Saturday, April 13, 2013

Outliers

Lt. Gen. Tachibani surrendering
Iwo Jima and Chichijima are islands on the edges of Japan. Barely 150 miles apart, both have unique histories. Neither was ever fully Japanese nor returned to Japan at the end of the Occupation. Both are remembered for their bloody legacies from the last months of the Pacific War.

Two best-selling books by James Bradley tell the wartime histories of these small islands, Flags of Our Fathers (2000) and Flyboys: A True Story of Courage (2003).

Japanese Prime Minister Shinzo Abe plans to visit both this Sunday, April 14th. It is a trip of reparation.

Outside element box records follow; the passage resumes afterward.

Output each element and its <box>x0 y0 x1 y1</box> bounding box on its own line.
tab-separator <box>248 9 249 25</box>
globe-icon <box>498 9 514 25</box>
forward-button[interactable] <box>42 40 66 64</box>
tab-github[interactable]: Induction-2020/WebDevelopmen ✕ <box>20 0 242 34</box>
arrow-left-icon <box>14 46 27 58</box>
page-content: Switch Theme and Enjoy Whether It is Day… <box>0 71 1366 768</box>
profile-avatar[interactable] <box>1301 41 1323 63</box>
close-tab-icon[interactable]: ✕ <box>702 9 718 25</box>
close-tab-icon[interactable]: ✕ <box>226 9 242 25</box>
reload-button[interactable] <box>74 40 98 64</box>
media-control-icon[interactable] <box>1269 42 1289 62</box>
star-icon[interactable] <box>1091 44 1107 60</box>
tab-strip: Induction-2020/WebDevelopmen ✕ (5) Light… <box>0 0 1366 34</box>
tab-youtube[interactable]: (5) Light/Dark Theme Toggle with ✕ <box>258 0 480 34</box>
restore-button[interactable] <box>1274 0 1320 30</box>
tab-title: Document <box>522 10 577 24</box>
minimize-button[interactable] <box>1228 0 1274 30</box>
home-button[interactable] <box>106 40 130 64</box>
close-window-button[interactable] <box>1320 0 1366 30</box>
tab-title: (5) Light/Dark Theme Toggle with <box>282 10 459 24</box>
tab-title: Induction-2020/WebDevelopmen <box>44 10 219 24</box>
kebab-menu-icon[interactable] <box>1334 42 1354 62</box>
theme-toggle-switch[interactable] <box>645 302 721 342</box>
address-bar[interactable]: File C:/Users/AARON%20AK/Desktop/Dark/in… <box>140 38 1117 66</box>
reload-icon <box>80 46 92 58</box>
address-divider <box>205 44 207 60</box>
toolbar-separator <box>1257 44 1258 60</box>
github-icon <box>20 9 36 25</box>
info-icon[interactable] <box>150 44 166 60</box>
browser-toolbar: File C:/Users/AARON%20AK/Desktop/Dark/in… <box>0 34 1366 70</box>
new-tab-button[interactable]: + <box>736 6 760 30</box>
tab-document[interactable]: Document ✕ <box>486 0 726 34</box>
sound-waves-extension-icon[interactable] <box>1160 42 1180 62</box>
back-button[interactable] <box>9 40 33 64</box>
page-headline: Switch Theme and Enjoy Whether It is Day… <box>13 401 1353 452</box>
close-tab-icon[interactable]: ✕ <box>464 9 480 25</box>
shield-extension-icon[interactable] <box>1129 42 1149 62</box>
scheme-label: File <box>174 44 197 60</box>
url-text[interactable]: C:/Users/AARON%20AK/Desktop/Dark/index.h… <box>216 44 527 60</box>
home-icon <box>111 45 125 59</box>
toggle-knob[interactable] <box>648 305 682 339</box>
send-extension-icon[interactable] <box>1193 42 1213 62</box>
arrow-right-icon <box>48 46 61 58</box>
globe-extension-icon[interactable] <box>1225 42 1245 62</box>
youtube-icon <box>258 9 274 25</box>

After declaring that April 28th is Sovereignty Restoration Day commemorating the end of the US Occupation of Japan in 1952, Abe Administration had to backtrack. Neither the Ryukyu (Iwo Jima) nor Ogasawara (Chichijima) island chains were returned at that time. Both used to host U.S. military facilities, the former had to wait until 1968 and the later until 1972.

Hoping to placate protesters, Abe plans to visit Iwo Jima (now called Iwoto) to honor the Japanese dead from one the bloodiest battles of WWII and then to fly to Chichijima, first settled by Westerners in the 1600s, to talk with its residents. On both islands he will be haunted by these islands' complicated war histories.

The Battle of Iwo Jima is well-known and memorialized. What happened on Chichijima is considered best forgotten. Although Chichijima was never invaded, it is the site of infamous war crimes for which four Japanese officers were hanged.

During the Battle of Iwo Jima, U.S. United States Navy pilots tried to bomb Chichijima's two strategic radio stations. Nine crewmen survived after being shot down in the raids. One, Lieutenant George H. W. Bush, was rescued by an American submarine. The others were captured by the Japanese and tortured. And as chronicled by Chester G. Hearn in Sorties into Hell: The Hidden War on Chichi Jima, these POWs were then executed and partially eaten by both Imperial Army and Navy officers. Their livers were fried for a dinner party.
Cannibalism toward POWs or even dead fellow soldiers was reportedly not unusual among Japanese troops. The trials and convictions of 30 Japanese soldiers and four officers on Guam, including the commanding General Joshio Taichibana for war crimes was unusual.

Aides to Abe said the visit to Chichijima was intended to show consideration for those areas that were not covered under the San Fransico Peace Treaty's restoration of sovereignty. There is indeed much to show consideration to.